The torchlit ride from Caesarea to Herod’s palace at Jerusalem was a nightmare from the start. Hypatia hated every stride.

It wasn’t anyone’s fault. Jucundus of the Watch had been more than thorough in his preparations: the horses were of good, sane stock, well fed and rested, able to keep up the breakneck speed set by the leading riders. To prevent them from stumbling in the dark, the watchmen all held pitch-pine torches in their nearside hands and carried others unlit on slings over their shoulders, enough to last them three times the night’s duration.

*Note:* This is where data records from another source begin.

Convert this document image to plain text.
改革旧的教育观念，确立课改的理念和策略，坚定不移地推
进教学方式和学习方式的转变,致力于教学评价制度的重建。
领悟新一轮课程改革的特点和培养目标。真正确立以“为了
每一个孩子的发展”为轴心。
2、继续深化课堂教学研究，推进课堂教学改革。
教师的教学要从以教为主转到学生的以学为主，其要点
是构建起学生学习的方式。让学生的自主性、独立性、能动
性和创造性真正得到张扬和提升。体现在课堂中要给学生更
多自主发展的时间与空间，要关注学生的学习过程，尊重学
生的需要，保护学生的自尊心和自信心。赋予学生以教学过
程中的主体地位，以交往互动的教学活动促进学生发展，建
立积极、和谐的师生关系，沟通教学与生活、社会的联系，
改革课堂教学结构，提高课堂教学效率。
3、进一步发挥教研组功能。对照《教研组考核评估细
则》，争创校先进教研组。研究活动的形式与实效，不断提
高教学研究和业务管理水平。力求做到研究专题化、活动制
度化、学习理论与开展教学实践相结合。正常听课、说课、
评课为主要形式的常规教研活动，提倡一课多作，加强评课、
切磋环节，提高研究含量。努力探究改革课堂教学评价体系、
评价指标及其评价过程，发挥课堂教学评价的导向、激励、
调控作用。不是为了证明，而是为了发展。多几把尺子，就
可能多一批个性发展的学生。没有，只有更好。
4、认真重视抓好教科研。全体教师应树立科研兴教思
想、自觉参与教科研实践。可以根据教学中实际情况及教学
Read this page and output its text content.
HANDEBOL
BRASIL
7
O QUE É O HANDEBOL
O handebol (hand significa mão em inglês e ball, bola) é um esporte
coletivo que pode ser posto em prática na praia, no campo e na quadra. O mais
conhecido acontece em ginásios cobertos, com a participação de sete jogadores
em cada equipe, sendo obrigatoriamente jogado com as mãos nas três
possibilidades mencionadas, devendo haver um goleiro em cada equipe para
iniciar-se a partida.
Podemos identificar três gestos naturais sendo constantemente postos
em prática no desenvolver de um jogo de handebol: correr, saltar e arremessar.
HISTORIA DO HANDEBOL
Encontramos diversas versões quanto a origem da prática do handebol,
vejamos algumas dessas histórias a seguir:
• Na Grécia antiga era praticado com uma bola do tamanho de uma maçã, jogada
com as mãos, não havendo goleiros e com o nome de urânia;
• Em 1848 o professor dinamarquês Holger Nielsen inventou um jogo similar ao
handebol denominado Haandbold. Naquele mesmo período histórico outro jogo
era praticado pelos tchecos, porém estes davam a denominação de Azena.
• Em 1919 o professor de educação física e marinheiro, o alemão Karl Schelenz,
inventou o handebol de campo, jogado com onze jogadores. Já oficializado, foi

Jucundus had arranged a stopping place where food and water were unloaded from pack mules and it was possible for the royal riders to relieve themselves, to rest, to talk a little with those around them without the relentless drumming noise of hooves on sand that made it necessary to shout and so easier to remain silent.

At the break, Hypatia found herself caught in the eye of an argument between Drusilla, whose smile was beginning to crack under the strain, and her daughter, who was bright-eyed with a fury that made no sense, until Hypatia found that Kleopatra had wanted to travel with the king’s group and had been forbidden to do so.

‘Are we so dull to ride with?’ Hypatia asked as they remounted.

The girl spun, blazing. ‘She has them all with her! The falcons, the cheetah, your hounds. How could you let her take them?’

Iksahra then: the early interest was fast becoming an infatuation. The girl had wrenched her horse away. Hypatia followed, laid a hand on her bridle. They were alone now, on the borders of the party. The watchmen had packed with quiet efficiency. Their leader was already on the path, torch bobbing in time with his steady horse.

Berenice was close by, with eight guards around her. The queen rode fast, with a sober determination that made Hypatia want to be with her, to talk, to consider what they might do in the morning. Instead, she was left with a petulant girl.